Thomson ReutersA Lowe’s home improvement store is seen in Alexandria, Virginia(Reuters) – Lowe’s Cos Inc , the world’s No.2 home improvement chain by market share, reported a better-than-expected rise in sales, as unseasonably warm weather in the holiday quarter and a steady improvement in the U.S. housing market encouraged customers to continue outdoor activities and home renovations.
The company, like bigger rival Home Depot Inc
, is benefiting from a pent-up demand for houses after the 2008 financial recession, while low interest rates and growth in jobs, wage and credit have spurred spending on renovations.
Lowe’s sales at established stores rose 5.2 percent in the fourth quarter ended Jan 29. Analysts on average had expected an increase of 3.6 percent, according to research firm Consensus Metrix.

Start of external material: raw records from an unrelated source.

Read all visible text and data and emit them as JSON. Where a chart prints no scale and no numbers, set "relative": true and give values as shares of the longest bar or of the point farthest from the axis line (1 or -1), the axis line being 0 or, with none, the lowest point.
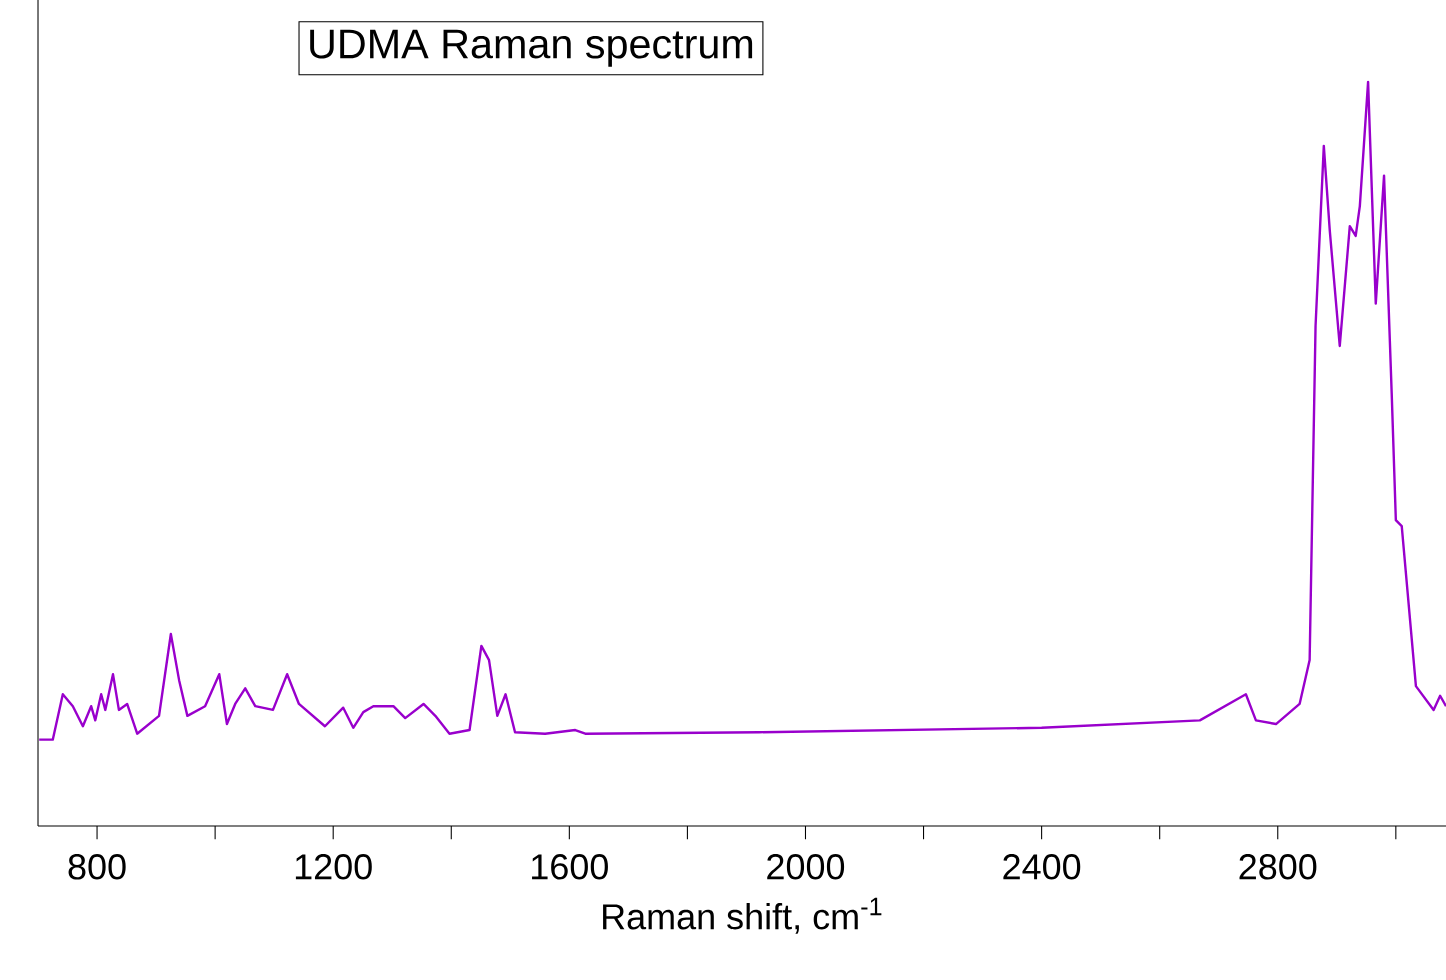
{
  "chart_data": {
    "type": "line",
    "title": "UDMA Raman spectrum",
    "xlabel": "Raman shift, cm$^{-1}$",
    "relative": true,
    "xlim": [
      700,
      3085
    ],
    "xticks": [
      800,
      {
        "value": 1000,
        "label": null
      },
      1200,
      {
        "value": 1400,
        "label": null
      },
      1600,
      {
        "value": 1800,
        "label": null
      },
      2000,
      {
        "value": 2200,
        "label": null
      },
      2400,
      {
        "value": 2600,
        "label": null
      },
      2800,
      {
        "value": 3000,
        "label": null
      }
    ],
    "grid": false,
    "legend": false,
    "marker": "none",
    "line_style": "solid",
    "series": [
      {
        "color": "#9900cc",
        "x": [
          702,
          725,
          742,
          759,
          776,
          790,
          797,
          807,
          814,
          827,
          837,
          851,
          868,
          905,
          925,
          939,
          953,
          983,
          1007,
          1020,
          1034,
          1051,
          1068,
          1098,
          1122,
          1142,
          1186,
          1217,
          1234,
          1251,
          1268,
          1302,
          1322,
          1353,
          1373,
          1397,
          1431,
          1451,
          1464,
          1478,
          1492,
          1508,
          1559,
          1610,
          1627,
          1922,
          2400,
          2668,
          2746,
          2763,
          2797,
          2837,
          2854,
          2864,
          2878,
          2888,
          2905,
          2922,
          2932,
          2939,
          2953,
          2966,
          2980,
          2993,
          3000,
          3010,
          3034,
          3064,
          3075,
          3085
        ],
        "values": [
          0.116,
          0.116,
          0.177,
          0.161,
          0.134,
          0.161,
          0.142,
          0.177,
          0.156,
          0.204,
          0.156,
          0.164,
          0.124,
          0.148,
          0.258,
          0.196,
          0.148,
          0.161,
          0.204,
          0.137,
          0.164,
          0.185,
          0.161,
          0.156,
          0.204,
          0.164,
          0.134,
          0.159,
          0.132,
          0.153,
          0.161,
          0.161,
          0.145,
          0.164,
          0.148,
          0.124,
          0.129,
          0.242,
          0.223,
          0.148,
          0.177,
          0.126,
          0.124,
          0.129,
          0.124,
          0.126,
          0.132,
          0.142,
          0.177,
          0.142,
          0.137,
          0.164,
          0.223,
          0.672,
          0.914,
          0.801,
          0.645,
          0.806,
          0.793,
          0.833,
          1,
          0.702,
          0.874,
          0.581,
          0.411,
          0.403,
          0.188,
          0.156,
          0.175,
          0.161
        ]
      }
    ]
  }
}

Net sales rose 5.6 percent to $13.24 billion. Analysts on average were expecting revenue of $13.07 billion, according to Thomson Reuters I/B/E/S.
“We capitalized on increased demand for exterior products as a result of warmer weather, while at the same time helped customers tackle interior projects, allowing us to deliver positive comps in all product categories,” said Chief Executive Officer Robert Niblock.
Home Depot on Tuesday also reported better-than-expected sales.
Lowe’s net earnings fell to $11 million, or 1 cent per share, from $450 million, or 46 cents per share, hurt by a $530 million impairment charge as it exited a joint venture in Australia.